0
votes

Given a potentially large (up to 10^7) set of IDs (together with associated partition keys), I need to verify that there is no document in a Cosmos DB collection with an ID that is in the given set.

There are two obvious ways to achieve this:

  1. Check the existence for each ID/partition key pair individually using parallel point reads, with AllowBulkExecution = true, and abort as soon as a read comes back successfully.

  2. Group the IDs by partition key, and for each group, issue parallel queries of the following form (such that each query is smaller than the maximum query size 256 kB), and abort as soon as any query returns with a non-empty result:

    SELECT c.id FROM c 
        WHERE c.partitionkey = 'partition123' AND ARRAY_CONTAINS(['id1', 'id2', ...], c.id) 
        LIMIT 1

Is it possible to say, without trying it out, which one is faster?

Here is a bit more context:

  • The client is an Azure App Service located in the same region as the Cosmos DB instance.
  • The Cosmos DB collection contains about 10^7 documents and has a throughput of 4000 RU/s.
  • The IDs are actually GUID strings of length 36, so the number of IDs per query in Solution 2 would be limited to about 6500 in order to not exceed the maximum query size. In other words, the number of required queries in Solution 2 is about n/6500 where n is the number of IDs in the set.
  • The number of different partition keys is small (< 10).
  • The average document size is about 500 B.
  • Default indexing policy.
  • A bit more background: The check is part of an import/initial load operation. More precisely, it is part of the validation of an import set so an error can be returned before the write operations begin. So the expected (non-error) case is that none of the IDs in the set already exists. The import operation is not expected to be executed frequently (though certainly more than once), so managing auxiliary processes/data just to optimize for this check would not be a good tradeoff.
1
This seems like a scenario suited to using the change feed to create a dedicated parallel form of item just for this query. It could be in effect your own index, perhaps using a prefix of the ID to allow efficient point queries in a bounded search space, e.g. see if your ID matches one of 2^16 prefixes, then if so (unlikely), check for the full ID. I'd be aiming to get as much of the work done in memory on the client first to reduce the need to hit Cosmos, and then only for the cheapest read.Noah Stahl
@NoahStahl Interesting idea. This would work if the collection contained relatively few items. In the optimal case we would only need 2^16 point reads on the prefixes (true negatives). But in our case where the collection contains many more than 2^16 items (e.g. in the order of 10^7), most of these prefixes will be taken, so we would get lots of false positives, and we would revert back to 10^7 point reads on the full IDs.Mo B.
I added some more details on the background.Mo B.
If this is infrequent, my hunch would be to dump out all the item IDs in bulk from Cosmos, then load into a giant HashSet in memory to efficiently check for existence. Compared to the prospect of millions of network requests to Cosmos, seems like this would win.Noah Stahl
@NoahStahl That's a good idea, at least if the number of documents in the collection stays within the order of 10^7. The most efficient way of "dumping" would probably be the query SELECT VALUE c.id FROM c, right? I might do a benchmark with these three methods and share the results here.Mo B.

1 Answers

1
votes

Not quite sure I understand the need for this but... queries will cost more than a point-read, in terms of RU cost (and given your doc size, those point reads are going to cost 1 RU).
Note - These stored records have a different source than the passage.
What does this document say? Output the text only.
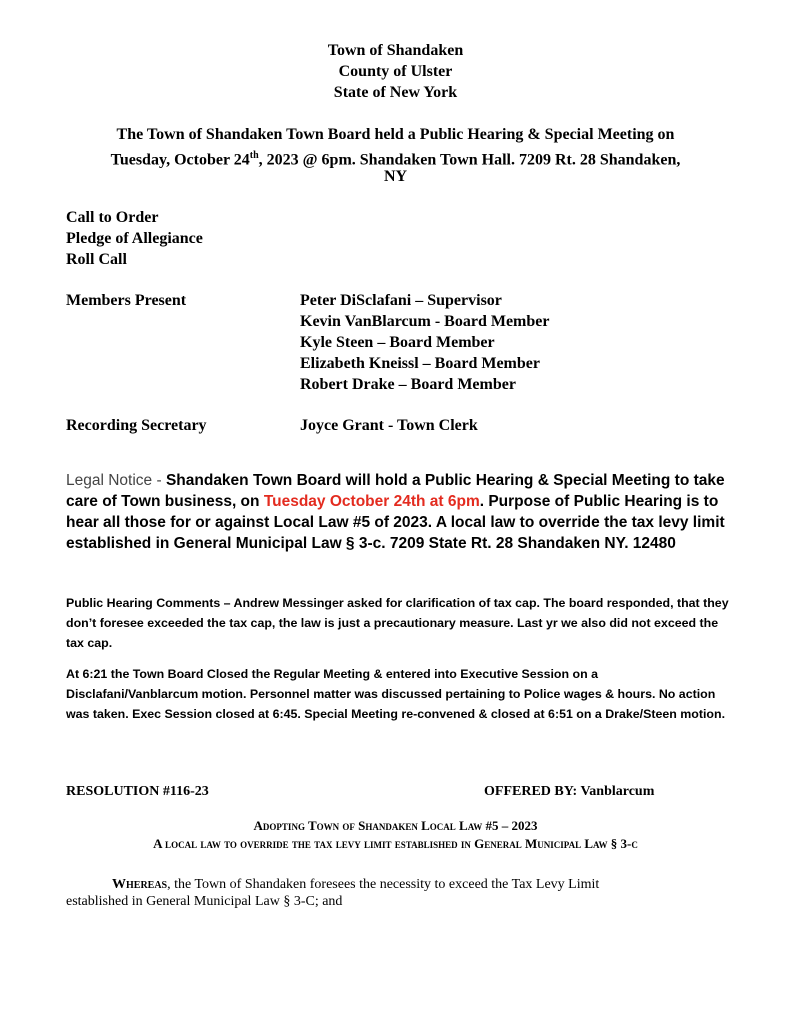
Town of Shandaken
County of Ulster
State of New York
The Town of Shandaken Town Board held a Public Hearing & Special Meeting on
Tuesday, October 24th, 2023 @ 6pm. Shandaken Town Hall. 7209 Rt. 28 Shandaken,
NY
Call to Order
Pledge of Allegiance
Roll Call
Members Present	Peter DiSclafani – Supervisor
Kevin VanBlarcum - Board Member
Kyle Steen – Board Member
Elizabeth Kneissl – Board Member
Robert Drake – Board Member
Recording Secretary	Joyce Grant - Town Clerk
Legal Notice - Shandaken Town Board will hold a Public Hearing & Special Meeting to take care of Town business, on Tuesday October 24th at 6pm. Purpose of Public Hearing is to hear all those for or against Local Law #5 of 2023. A local law to override the tax levy limit established in General Municipal Law § 3-c. 7209 State Rt. 28 Shandaken NY. 12480
Public Hearing Comments – Andrew Messinger asked for clarification of tax cap. The board responded, that they don’t foresee exceeded the tax cap, the law is just a precautionary measure. Last yr we also did not exceed the tax cap.
At 6:21 the Town Board Closed the Regular Meeting & entered into Executive Session on a Disclafani/Vanblarcum motion. Personnel matter was discussed pertaining to Police wages & hours. No action was taken. Exec Session closed at 6:45. Special Meeting re-convened & closed at 6:51 on a Drake/Steen motion.
RESOLUTION #116-23	OFFERED BY: Vanblarcum
Adopting Town of Shandaken Local Law #5 – 2023
A local law to override the tax levy limit established in General Municipal Law § 3-c
Whereas, the Town of Shandaken foresees the necessity to exceed the Tax Levy Limit
established in General Municipal Law § 3-C; and
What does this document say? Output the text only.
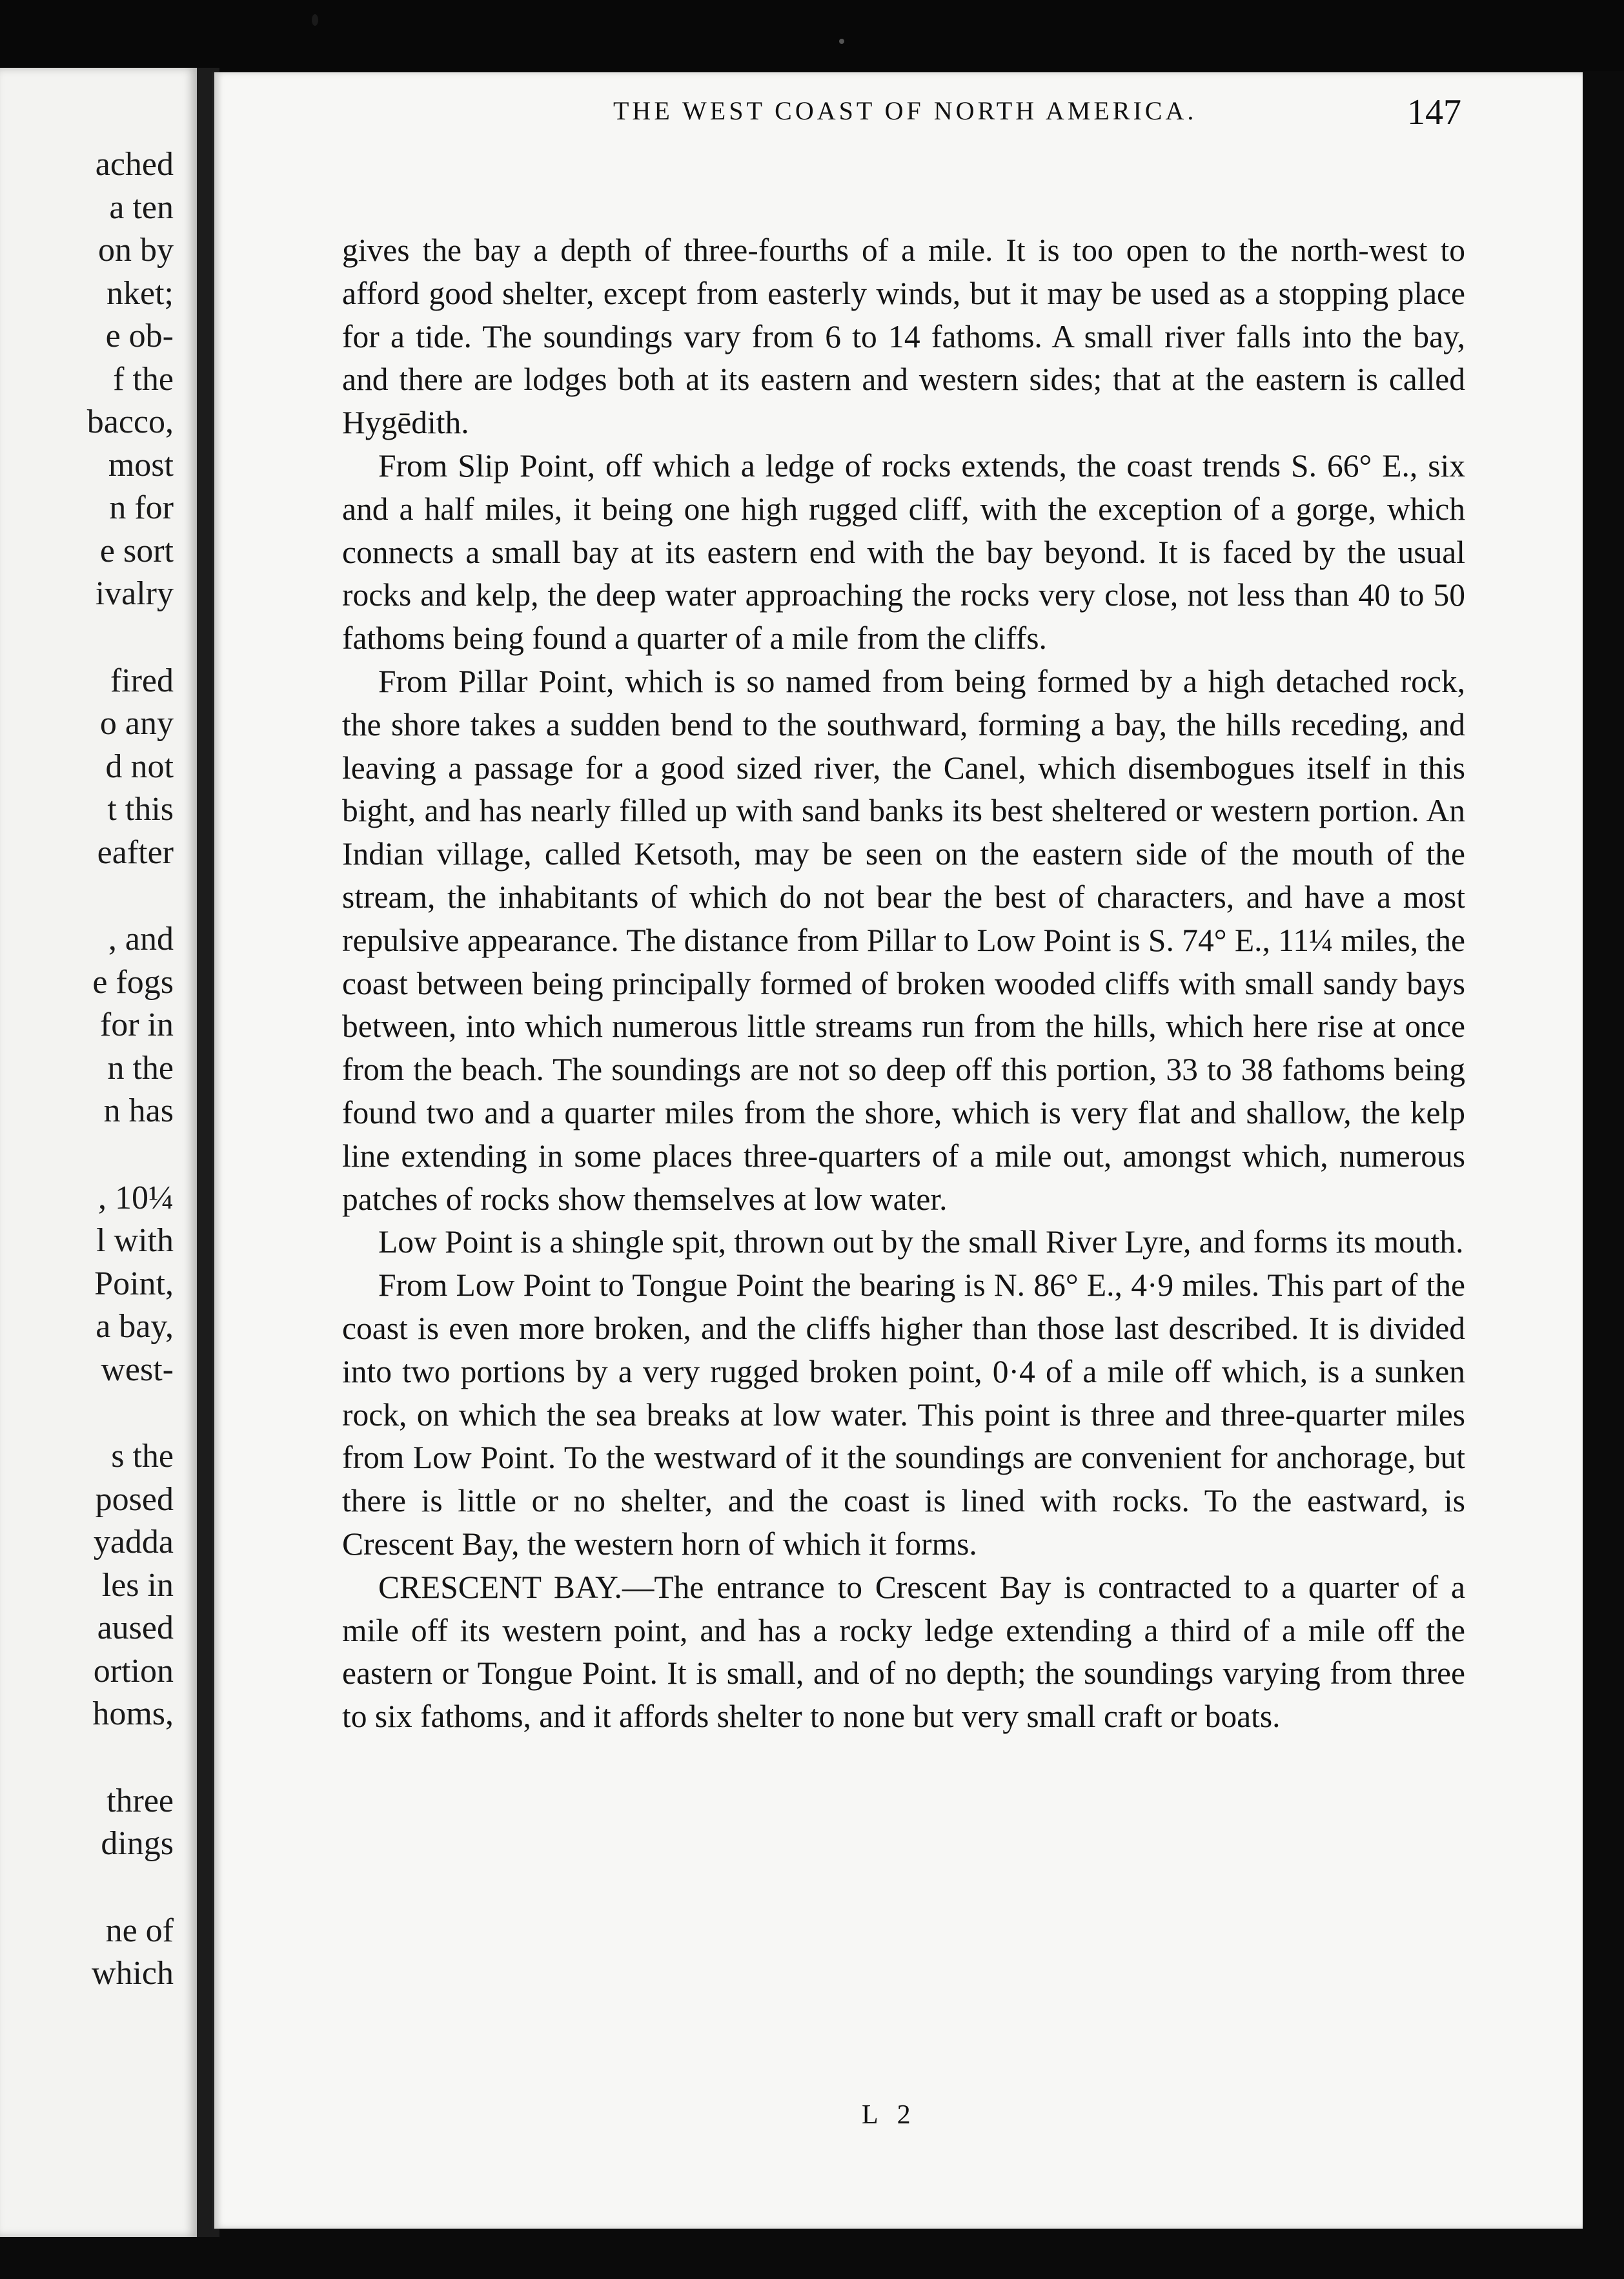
ached
a ten
on by
nket;
e ob-
f the
bacco,
most
n for
e sort
ivalry
fired
o any
d not
t this
eafter
, and
e fogs
for in
n the
n has
, 10¼
l with
Point,
a bay,
west-
s the
posed
yadda
les in
aused
ortion
homs,
three
dings
ne of
which
THE WEST COAST OF NORTH AMERICA.	147

gives the bay a depth of three-fourths of a mile. It is too open to the north-west to afford good shelter, except from easterly winds, but it may be used as a stopping place for a tide. The soundings vary from 6 to 14 fathoms. A small river falls into the bay, and there are lodges both at its eastern and western sides; that at the eastern is called Hygēdith.

From Slip Point, off which a ledge of rocks extends, the coast trends S. 66° E., six and a half miles, it being one high rugged cliff, with the exception of a gorge, which connects a small bay at its eastern end with the bay beyond. It is faced by the usual rocks and kelp, the deep water approaching the rocks very close, not less than 40 to 50 fathoms being found a quarter of a mile from the cliffs.

From Pillar Point, which is so named from being formed by a high detached rock, the shore takes a sudden bend to the southward, forming a bay, the hills receding, and leaving a passage for a good sized river, the Canel, which disembogues itself in this bight, and has nearly filled up with sand banks its best sheltered or western portion. An Indian village, called Ketsoth, may be seen on the eastern side of the mouth of the stream, the inhabitants of which do not bear the best of characters, and have a most repulsive appearance. The distance from Pillar to Low Point is S. 74° E., 11¼ miles, the coast between being principally formed of broken wooded cliffs with small sandy bays between, into which numerous little streams run from the hills, which here rise at once from the beach. The soundings are not so deep off this portion, 33 to 38 fathoms being found two and a quarter miles from the shore, which is very flat and shallow, the kelp line extending in some places three-quarters of a mile out, amongst which, numerous patches of rocks show themselves at low water.

Low Point is a shingle spit, thrown out by the small River Lyre, and forms its mouth.

From Low Point to Tongue Point the bearing is N. 86° E., 4·9 miles. This part of the coast is even more broken, and the cliffs higher than those last described. It is divided into two portions by a very rugged broken point, 0·4 of a mile off which, is a sunken rock, on which the sea breaks at low water. This point is three and three-quarter miles from Low Point. To the westward of it the soundings are convenient for anchorage, but there is little or no shelter, and the coast is lined with rocks. To the eastward, is Crescent Bay, the western horn of which it forms.

CRESCENT BAY.—The entrance to Crescent Bay is contracted to a quarter of a mile off its western point, and has a rocky ledge extending a third of a mile off the eastern or Tongue Point. It is small, and of no depth; the soundings varying from three to six fathoms, and it affords shelter to none but very small craft or boats.

L 2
I don't see how you will be able to abandon parallel point-reads if you succeed in finding a particular ID within a given partition. Also remember that an ID is only unique within a partition, so it's possible to have that ID in multiple partitions.

It is likely more efficient to just attempt to write a given ID to a given partition, and see if it succeeds (it'll fail if there's an ID collision).

Lastly: For all practical purposes, you won't have a duplicate ID if you're generating a new GUID for every document you're saving.